On March 30, Greensboro leaders hosted their State of the City to look back over the past year and spotlight the city’s progress.
Mayor Nancy Vaughan called the event’s theme “vision, innovation and progress.” The event included appearances from councilmembers via prerecorded videos as well as a conversation with leaders from The Alexander Company, Toyota and Boom Supersonic — a few of the companies bringing major changes to the area. A conversation with the panel of business moguls was moderated by City Manager Taiwo Jaiyeoba.
After giving several examples of businesses such as RPM Wood Finishes Group and Procter and Gamble that are bringing job opportunities and investment to the area, Vaughan said she felt confident saying that the “state of the city” is “very strong.”
Vaughan added that in preparation for the “influx of jobs on the horizon,” the city knows that “housing, transportation and a strong workforce are imperative.”
Preceded by comments from the mayor, each of the videos made by councilmembers highlighted the city’s noteworthy improvements to areas such as affordable housing, public transportation, sustainability and public safety.
District 2 representative Goldie Wells talked about affordable housing while president of Downtown Greensboro Incorporated and District 3 representative Zack Matheny spoke about improvements to the city’s downtown. Matheny lauded the Tanger Center and mentioned the Boro, the social district where residents can stroll with their alcoholic beverages and bring their drinks into participating local businesses.
“We’re striving to make downtown inviting for everyone,” Matheny said.
In January Matheny voted to decline to extend the district to the Tanger Center and Center City Park — an area that is often used by people experiencing homelessness. At-large representative Hugh Holston was the sole councilmember who voted in favor of expansion. In October, council passed amendments that heavily regulate the use of public space and storage of personal belongings, measures that advocates said targeted the homeless community directly.
Vaughan also discussed the city’s efforts to address homelessness, explaining that the city is “laying the foundation” and “thinking outside the box.”
In District 4 councilmember Nancy Hoffmann’s video, the Doorway Project was used as an example. Costing the city more than $700,000, the project provided temporary shelter to approximately 58 unhoused individuals by placing them in 64-square-foot Pallet shelters from the end of December until March 24.

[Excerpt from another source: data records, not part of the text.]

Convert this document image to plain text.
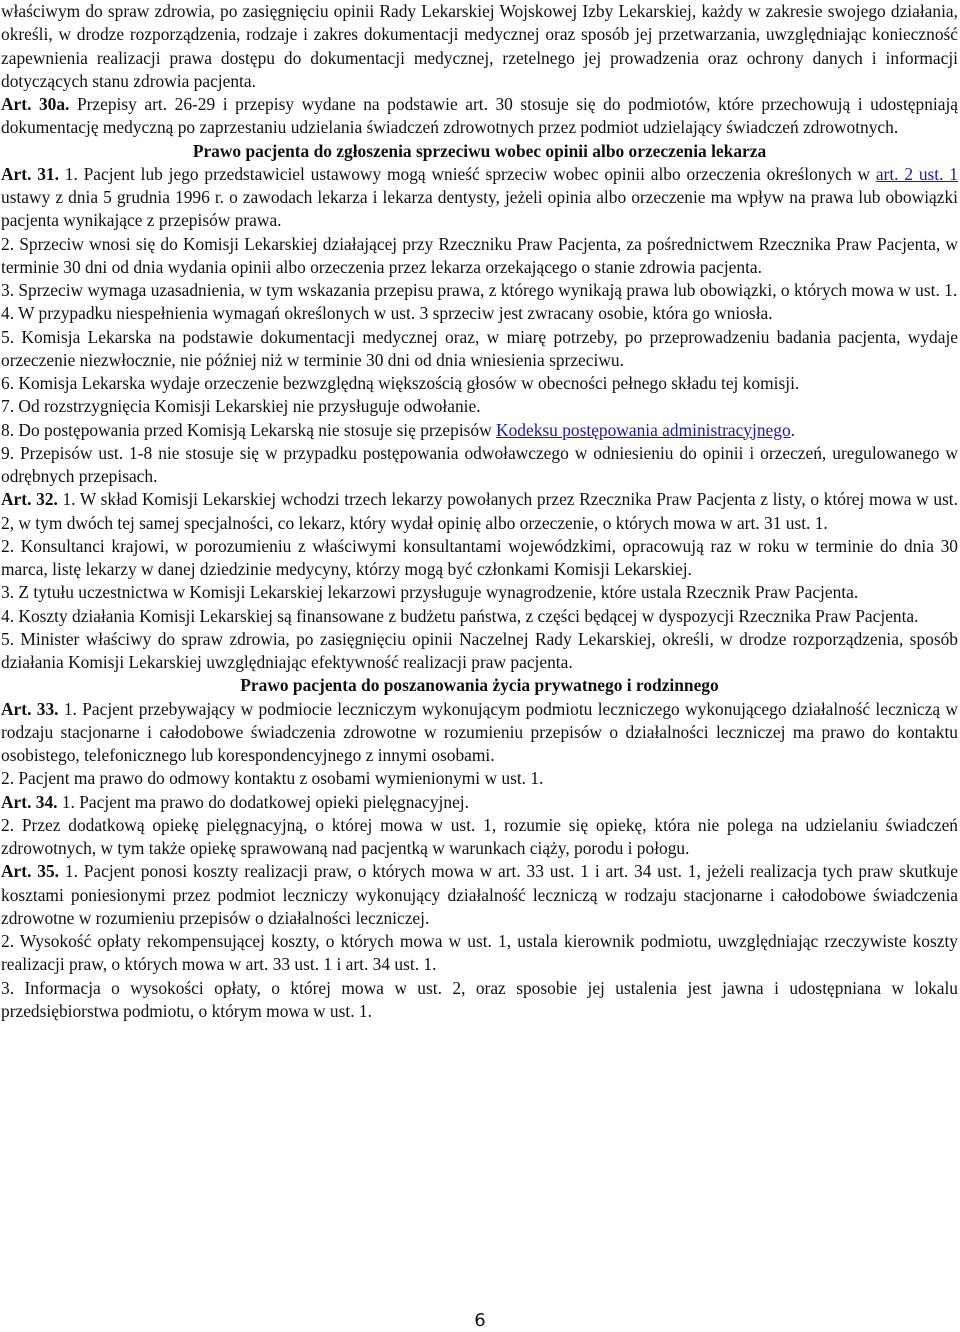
właściwym do spraw zdrowia, po zasięgnięciu opinii Rady Lekarskiej Wojskowej Izby Lekarskiej, każdy w zakresie swojego działania, określi, w drodze rozporządzenia, rodzaje i zakres dokumentacji medycznej oraz sposób jej przetwarzania, uwzględniając konieczność zapewnienia realizacji prawa dostępu do dokumentacji medycznej, rzetelnego jej prowadzenia oraz ochrony danych i informacji dotyczących stanu zdrowia pacjenta.

Art. 30a. Przepisy art. 26-29 i przepisy wydane na podstawie art. 30 stosuje się do podmiotów, które przechowują i udostępniają dokumentację medyczną po zaprzestaniu udzielania świadczeń zdrowotnych przez podmiot udzielający świadczeń zdrowotnych.

Prawo pacjenta do zgłoszenia sprzeciwu wobec opinii albo orzeczenia lekarza

Art. 31. 1. Pacjent lub jego przedstawiciel ustawowy mogą wnieść sprzeciw wobec opinii albo orzeczenia określonych w art. 2 ust. 1 ustawy z dnia 5 grudnia 1996 r. o zawodach lekarza i lekarza dentysty, jeżeli opinia albo orzeczenie ma wpływ na prawa lub obowiązki pacjenta wynikające z przepisów prawa.

2. Sprzeciw wnosi się do Komisji Lekarskiej działającej przy Rzeczniku Praw Pacjenta, za pośrednictwem Rzecznika Praw Pacjenta, w terminie 30 dni od dnia wydania opinii albo orzeczenia przez lekarza orzekającego o stanie zdrowia pacjenta.

3. Sprzeciw wymaga uzasadnienia, w tym wskazania przepisu prawa, z którego wynikają prawa lub obowiązki, o których mowa w ust. 1.

4. W przypadku niespełnienia wymagań określonych w ust. 3 sprzeciw jest zwracany osobie, która go wniosła.

5. Komisja Lekarska na podstawie dokumentacji medycznej oraz, w miarę potrzeby, po przeprowadzeniu badania pacjenta, wydaje orzeczenie niezwłocznie, nie później niż w terminie 30 dni od dnia wniesienia sprzeciwu.

6. Komisja Lekarska wydaje orzeczenie bezwzględną większością głosów w obecności pełnego składu tej komisji.

7. Od rozstrzygnięcia Komisji Lekarskiej nie przysługuje odwołanie.

8. Do postępowania przed Komisją Lekarską nie stosuje się przepisów Kodeksu postępowania administracyjnego.

9. Przepisów ust. 1-8 nie stosuje się w przypadku postępowania odwoławczego w odniesieniu do opinii i orzeczeń, uregulowanego w odrębnych przepisach.

Art. 32. 1. W skład Komisji Lekarskiej wchodzi trzech lekarzy powołanych przez Rzecznika Praw Pacjenta z listy, o której mowa w ust. 2, w tym dwóch tej samej specjalności, co lekarz, który wydał opinię albo orzeczenie, o których mowa w art. 31 ust. 1.

2. Konsultanci krajowi, w porozumieniu z właściwymi konsultantami wojewódzkimi, opracowują raz w roku w terminie do dnia 30 marca, listę lekarzy w danej dziedzinie medycyny, którzy mogą być członkami Komisji Lekarskiej.

3. Z tytułu uczestnictwa w Komisji Lekarskiej lekarzowi przysługuje wynagrodzenie, które ustala Rzecznik Praw Pacjenta.

4. Koszty działania Komisji Lekarskiej są finansowane z budżetu państwa, z części będącej w dyspozycji Rzecznika Praw Pacjenta.

5. Minister właściwy do spraw zdrowia, po zasięgnięciu opinii Naczelnej Rady Lekarskiej, określi, w drodze rozporządzenia, sposób działania Komisji Lekarskiej uwzględniając efektywność realizacji praw pacjenta.

Prawo pacjenta do poszanowania życia prywatnego i rodzinnego

Art. 33. 1. Pacjent przebywający w podmiocie leczniczym wykonującym podmiotu leczniczego wykonującego działalność leczniczą w rodzaju stacjonarne i całodobowe świadczenia zdrowotne w rozumieniu przepisów o działalności leczniczej ma prawo do kontaktu osobistego, telefonicznego lub korespondencyjnego z innymi osobami.

2. Pacjent ma prawo do odmowy kontaktu z osobami wymienionymi w ust. 1.

Art. 34. 1. Pacjent ma prawo do dodatkowej opieki pielęgnacyjnej.

2. Przez dodatkową opiekę pielęgnacyjną, o której mowa w ust. 1, rozumie się opiekę, która nie polega na udzielaniu świadczeń zdrowotnych, w tym także opiekę sprawowaną nad pacjentką w warunkach ciąży, porodu i połogu.

Art. 35. 1. Pacjent ponosi koszty realizacji praw, o których mowa w art. 33 ust. 1 i art. 34 ust. 1, jeżeli realizacja tych praw skutkuje kosztami poniesionymi przez podmiot leczniczy wykonujący działalność leczniczą w rodzaju stacjonarne i całodobowe świadczenia zdrowotne w rozumieniu przepisów o działalności leczniczej.

2. Wysokość opłaty rekompensującej koszty, o których mowa w ust. 1, ustala kierownik podmiotu, uwzględniając rzeczywiste koszty realizacji praw, o których mowa w art. 33 ust. 1 i art. 34 ust. 1.

3. Informacja o wysokości opłaty, o której mowa w ust. 2, oraz sposobie jej ustalenia jest jawna i udostępniana w lokalu przedsiębiorstwa podmiotu, o którym mowa w ust. 1.

6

Since October 2022, TCB has reported extensively on the project, to which residents offered mixed reviews, noting that while they were grateful to be protected from the elements, they struggled with access to basic necessities like food — the site was located four miles from downtown. A changing timeline of when the shelters would be taken down was also met with frustration and confusion by past residents.
With the shelters in the background, Hoffmann said that the city “should be proud to pave the way for an innovative approach to temporary housing.”
When Jaiyeoba asked Vaughan what she wants next year’s State of the City to highlight, Vaughan mentioned that she wants to be able to show how the city’s investments are paying off for residents.
“We need to be able to show that we are actually putting people in houses,” she said. “We are working on long-term solutions and that’s really what we need to outline.”
She noted that the city also needs to “stop responding in emergency situations” when it comes to housing investment.
“We’ve been great responding to emergencies — now we have to look at that long-term investment,” she added.
Public safety and continuing the “relationships between communities, the police department, the fire department” over the next year is another priority, Vaughan said.